Isaac Gascoyne and George Canning heavily defeated two other candidates to receive the seats in 1820. Canning became prime minister in 1823, whereupon his protege, William Huskisson, succeeded him in the constituency. Gascoyne and Huskisson would continue as MPs until Huskisson died in an accident while attending the opening of the Liverpool and Manchester Railway on 15 September, necessitating a by-election to determine his successor.

==Campaign==
Campaigning for the election began before Huskisson was buried, on 24 September.

William Ewart, a member of multiple commercial and politically-linked families, announced his candidacy on 1 October.
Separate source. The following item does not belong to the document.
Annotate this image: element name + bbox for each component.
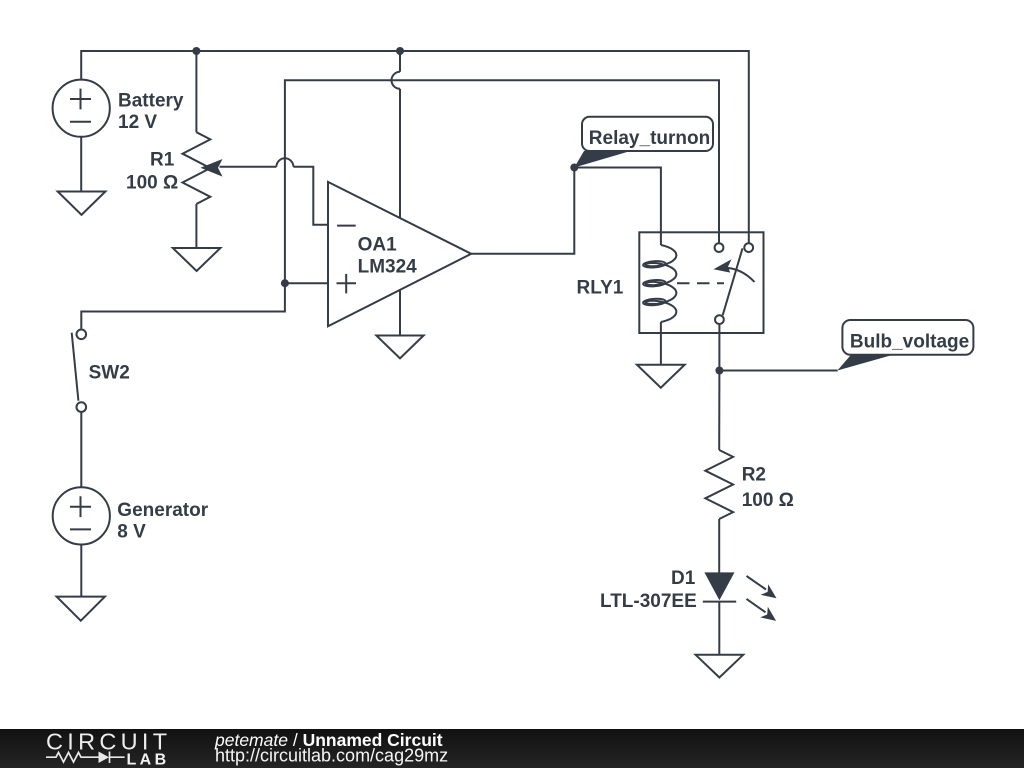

A Mr. Gladstone was speculated as a possible third candidate on 22 October, but had not formally entered the race as of the following day. At the same time, the opinions of Denison and Ewart were considered so identical that in the absence of a third candidate the race was considered "in great measure a personal one". Nevertheless, Denison was criticised for failing to disclose his opinions on various issues to the electorate at that time.

During the campaign, Denison was criticised for espousing aristocratic and anti-franchise expansion views, which were considered especially hypocritical given that he had visited America.

==Results==
This election was conducted over the course of 7 days.

By-election, 30 November 1830: Liverpool
| Party |  | Candidate | Votes | % | ±% |
|---|---|---|---|---|---|
|  | Radical | William Ewart | 2,215 | 50.3 | +30.6 |
|  | Whig | Evelyn Denison | 2,186 | 49.7 | N/A |
| Majority |  |  | 29 | 0.6 | N/A |
| Turnout |  |  | 4,401 | c. 82.3 | c. +77.0 |
| Registered electors |  |  | c. 5,350 |  |  |
|  | Radical gain from Tory |  | Swing | N/A |  |

==Aftermath==
Both sides accused each other of bribery, and the election was declared null and void in March.

In the 1831 election, both Denison and Ewart defeated Gascoyne by a respective 1,886 and 1,910 to Gascoyne's 610. Gascoyne, mockingly described as "Gallant" by the Morning Chronicle, was also deemed to have "the ambition to obtain a bad pre-eminence".